Risk management оn BitMEX
BitMEX is known for a lot of things one of which is the excessively high leverage. BitMEX offers up to a 100x (hundred times) leverage. What that means is if I put $1,000 on a trade, I can leverage that up to a $100,000, meaning that if the price goes up by 1% I make a thousand but if the price goes down at all I get liquidated.
How does the leverage work?
Let’s say that we trade with $1,000 at the maximum possible leverage of 100x, amassing $100,000 worth of trading capital. Our margin, also known as 1,000 contracts, is equal to $1,000. This is because each and every BTC contract on BitMEX is worth $1.
This is because BitMEX uses perpetual contracts, which is a different kind of futures. Perpetual contracts never expire in contrast to other futures contracts that have a timestamp of the contract expiry date.
Because perpetual contracts never expire, the users should pay a relatively small funding fee every 8 hours in order for the platform to cover all possible risks it takes by essentially “lending” the remaining $99,000 we’re trading with.
Why leverage is OVERPOWERED.
So in another example, if we’re trading with $1,000 using 10x leverage, we’re having a position size of $10,000. This means the absolute maximum you can lose is only $1,000 and not $10,000, even though you’re allowed to trade with a lot more than you currently have.
Using the numbers above let’s run an “imaginary” trade with and without leverage:
Using no leverage: I have $1,000 that I bought Bitcoin with, the price of BTC went from $9,000 (my entry) to $9,100. I made 1.11% on top of my $1,000, which is $11
Using 10X leverage: I have $10,000 trading capital (my original $1,000 magnified by 10x thanks to the leverage I’m using). The price of BTC went from $9,000 (my entry) to $9,100. I made 1.11% on top of the $10,000 (my actual $1,000 magnified by leverage, or you could say I made 11,1% on my $1,000). The total profit is $111
Using 100x leverage: I have $100,000 in trading capital (the original $1,000 magnified x100). Same price increase from $9,000 to $9,100 will result in $1,111 profit (or 111,1% on top of my original $1000).

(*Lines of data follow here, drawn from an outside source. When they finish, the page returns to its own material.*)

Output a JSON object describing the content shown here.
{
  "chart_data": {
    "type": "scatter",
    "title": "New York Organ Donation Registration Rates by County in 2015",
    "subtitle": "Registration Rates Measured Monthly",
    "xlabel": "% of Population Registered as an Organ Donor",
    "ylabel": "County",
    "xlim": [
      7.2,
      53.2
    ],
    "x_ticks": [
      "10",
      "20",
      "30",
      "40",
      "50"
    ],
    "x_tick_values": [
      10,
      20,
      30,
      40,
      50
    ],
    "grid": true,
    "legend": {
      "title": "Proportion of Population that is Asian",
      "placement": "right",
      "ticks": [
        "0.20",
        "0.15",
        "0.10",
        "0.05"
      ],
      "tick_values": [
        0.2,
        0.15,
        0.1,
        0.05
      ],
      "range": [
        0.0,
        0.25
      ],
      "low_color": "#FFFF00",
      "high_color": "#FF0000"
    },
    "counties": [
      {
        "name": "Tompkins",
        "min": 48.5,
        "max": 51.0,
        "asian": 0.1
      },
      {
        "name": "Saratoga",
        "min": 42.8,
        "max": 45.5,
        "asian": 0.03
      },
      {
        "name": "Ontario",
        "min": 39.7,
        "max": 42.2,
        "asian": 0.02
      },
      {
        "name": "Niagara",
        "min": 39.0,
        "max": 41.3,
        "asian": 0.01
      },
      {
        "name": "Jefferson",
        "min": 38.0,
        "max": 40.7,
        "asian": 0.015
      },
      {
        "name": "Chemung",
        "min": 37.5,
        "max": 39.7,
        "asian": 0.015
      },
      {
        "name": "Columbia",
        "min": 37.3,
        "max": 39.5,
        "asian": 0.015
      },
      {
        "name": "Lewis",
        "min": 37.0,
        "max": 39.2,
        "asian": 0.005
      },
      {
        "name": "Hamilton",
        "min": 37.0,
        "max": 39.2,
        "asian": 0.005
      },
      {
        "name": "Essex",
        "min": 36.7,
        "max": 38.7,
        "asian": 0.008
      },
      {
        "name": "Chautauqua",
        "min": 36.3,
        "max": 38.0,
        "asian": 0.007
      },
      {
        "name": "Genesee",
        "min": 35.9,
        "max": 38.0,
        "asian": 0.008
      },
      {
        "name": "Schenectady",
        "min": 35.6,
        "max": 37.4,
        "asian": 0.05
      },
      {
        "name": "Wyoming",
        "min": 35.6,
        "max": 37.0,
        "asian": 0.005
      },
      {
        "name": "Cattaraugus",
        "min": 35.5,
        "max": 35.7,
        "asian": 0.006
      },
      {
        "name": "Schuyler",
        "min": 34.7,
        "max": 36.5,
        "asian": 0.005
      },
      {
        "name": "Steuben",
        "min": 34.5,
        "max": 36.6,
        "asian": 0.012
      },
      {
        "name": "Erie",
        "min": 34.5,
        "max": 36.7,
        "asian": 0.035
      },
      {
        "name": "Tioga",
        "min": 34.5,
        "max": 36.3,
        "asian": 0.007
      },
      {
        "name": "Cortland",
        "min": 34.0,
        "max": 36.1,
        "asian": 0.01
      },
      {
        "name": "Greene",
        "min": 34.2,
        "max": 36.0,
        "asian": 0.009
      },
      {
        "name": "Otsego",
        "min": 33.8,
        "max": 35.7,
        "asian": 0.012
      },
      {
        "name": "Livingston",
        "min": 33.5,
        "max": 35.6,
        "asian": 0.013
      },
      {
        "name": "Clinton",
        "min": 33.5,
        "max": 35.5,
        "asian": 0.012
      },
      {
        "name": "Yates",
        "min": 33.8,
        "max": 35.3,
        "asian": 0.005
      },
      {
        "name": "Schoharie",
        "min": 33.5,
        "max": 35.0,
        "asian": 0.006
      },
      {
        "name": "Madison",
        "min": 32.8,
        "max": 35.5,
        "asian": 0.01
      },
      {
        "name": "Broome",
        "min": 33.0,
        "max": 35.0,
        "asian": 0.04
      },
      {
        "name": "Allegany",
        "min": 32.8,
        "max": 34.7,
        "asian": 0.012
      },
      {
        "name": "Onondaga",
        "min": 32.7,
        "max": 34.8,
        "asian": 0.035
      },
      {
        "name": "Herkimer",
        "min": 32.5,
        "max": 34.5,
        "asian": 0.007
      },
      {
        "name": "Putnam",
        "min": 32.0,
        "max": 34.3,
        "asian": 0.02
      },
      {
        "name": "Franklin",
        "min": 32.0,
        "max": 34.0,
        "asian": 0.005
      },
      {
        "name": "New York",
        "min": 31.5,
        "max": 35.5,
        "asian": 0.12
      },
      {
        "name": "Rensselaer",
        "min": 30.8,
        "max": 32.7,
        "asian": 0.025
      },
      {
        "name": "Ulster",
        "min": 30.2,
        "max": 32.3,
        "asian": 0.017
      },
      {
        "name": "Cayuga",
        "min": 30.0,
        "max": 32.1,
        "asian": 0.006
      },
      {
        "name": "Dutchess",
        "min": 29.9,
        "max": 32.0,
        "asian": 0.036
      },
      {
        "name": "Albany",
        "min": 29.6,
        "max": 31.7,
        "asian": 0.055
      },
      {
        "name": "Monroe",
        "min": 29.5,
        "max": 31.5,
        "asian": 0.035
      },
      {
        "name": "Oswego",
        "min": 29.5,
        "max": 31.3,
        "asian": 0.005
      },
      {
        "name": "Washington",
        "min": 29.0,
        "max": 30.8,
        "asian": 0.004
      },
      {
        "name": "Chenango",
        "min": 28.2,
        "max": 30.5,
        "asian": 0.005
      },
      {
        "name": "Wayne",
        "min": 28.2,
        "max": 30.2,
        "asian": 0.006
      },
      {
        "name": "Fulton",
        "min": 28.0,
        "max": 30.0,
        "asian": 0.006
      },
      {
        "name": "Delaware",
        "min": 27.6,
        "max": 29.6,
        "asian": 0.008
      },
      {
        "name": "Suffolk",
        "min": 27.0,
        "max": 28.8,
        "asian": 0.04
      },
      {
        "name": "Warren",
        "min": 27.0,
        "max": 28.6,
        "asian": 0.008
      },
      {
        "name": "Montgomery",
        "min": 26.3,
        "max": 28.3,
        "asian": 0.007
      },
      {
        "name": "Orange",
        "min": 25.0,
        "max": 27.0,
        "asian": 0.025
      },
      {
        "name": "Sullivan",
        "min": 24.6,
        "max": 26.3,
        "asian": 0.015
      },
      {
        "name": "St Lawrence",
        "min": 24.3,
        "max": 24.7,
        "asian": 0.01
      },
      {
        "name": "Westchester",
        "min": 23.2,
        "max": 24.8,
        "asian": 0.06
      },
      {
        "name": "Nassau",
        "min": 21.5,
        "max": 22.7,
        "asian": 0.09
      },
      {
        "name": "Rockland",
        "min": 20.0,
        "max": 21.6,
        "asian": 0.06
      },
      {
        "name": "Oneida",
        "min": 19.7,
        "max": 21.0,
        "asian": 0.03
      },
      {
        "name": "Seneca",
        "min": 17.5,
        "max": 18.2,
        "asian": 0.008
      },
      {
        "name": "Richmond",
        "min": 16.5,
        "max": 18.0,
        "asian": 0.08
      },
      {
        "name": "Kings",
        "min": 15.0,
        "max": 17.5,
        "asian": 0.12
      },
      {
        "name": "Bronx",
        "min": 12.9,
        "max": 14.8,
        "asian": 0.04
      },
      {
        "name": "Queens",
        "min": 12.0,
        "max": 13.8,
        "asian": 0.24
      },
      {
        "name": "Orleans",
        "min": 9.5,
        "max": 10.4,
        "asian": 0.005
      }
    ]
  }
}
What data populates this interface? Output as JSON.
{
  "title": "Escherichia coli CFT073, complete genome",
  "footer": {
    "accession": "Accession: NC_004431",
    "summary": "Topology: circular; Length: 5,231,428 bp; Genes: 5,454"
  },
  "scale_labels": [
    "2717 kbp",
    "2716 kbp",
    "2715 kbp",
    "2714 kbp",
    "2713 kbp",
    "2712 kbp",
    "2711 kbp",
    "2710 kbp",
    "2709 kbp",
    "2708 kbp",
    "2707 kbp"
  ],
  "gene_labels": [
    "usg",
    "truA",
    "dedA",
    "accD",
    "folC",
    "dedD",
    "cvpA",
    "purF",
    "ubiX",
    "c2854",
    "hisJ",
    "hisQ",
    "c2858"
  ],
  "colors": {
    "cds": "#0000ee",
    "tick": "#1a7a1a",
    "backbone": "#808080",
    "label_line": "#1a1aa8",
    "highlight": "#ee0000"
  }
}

So a small 1% price movement can result in wild (100%) profits if leverage is utilized correctly.
What’s the potential loss?
That would be determined by the liquidation price, which varies based on how much you hold as a margin on the platform. Either way, the maximum (after series of bad trades) you can lose is your original $1,000, which simply cannot compare to the potential $1,100 profit on just 1% price movement.
This only applies in the isolated margin, however, because with cross margin the margin of your account is shared amongst all trades, meaning if you incorrectly place multiple orders they will eventually all get canceled if just 1 goes bad and liquidate your entire account.
BitMEX is a high-risk very high-reward platform and you have to be careful to not risk everything. It is tempting because it literally magnifies your potential profits but do keep your risk in check. If you cannot manage the risks you take then Futures Trading is not for you and you should definitely avoid this platform because it will liquidate you like that
On this platform just to make sure you are not taking too much risk, pay attention to the contract value, and always try to calculate really how large of a position you are taking by doing it this way.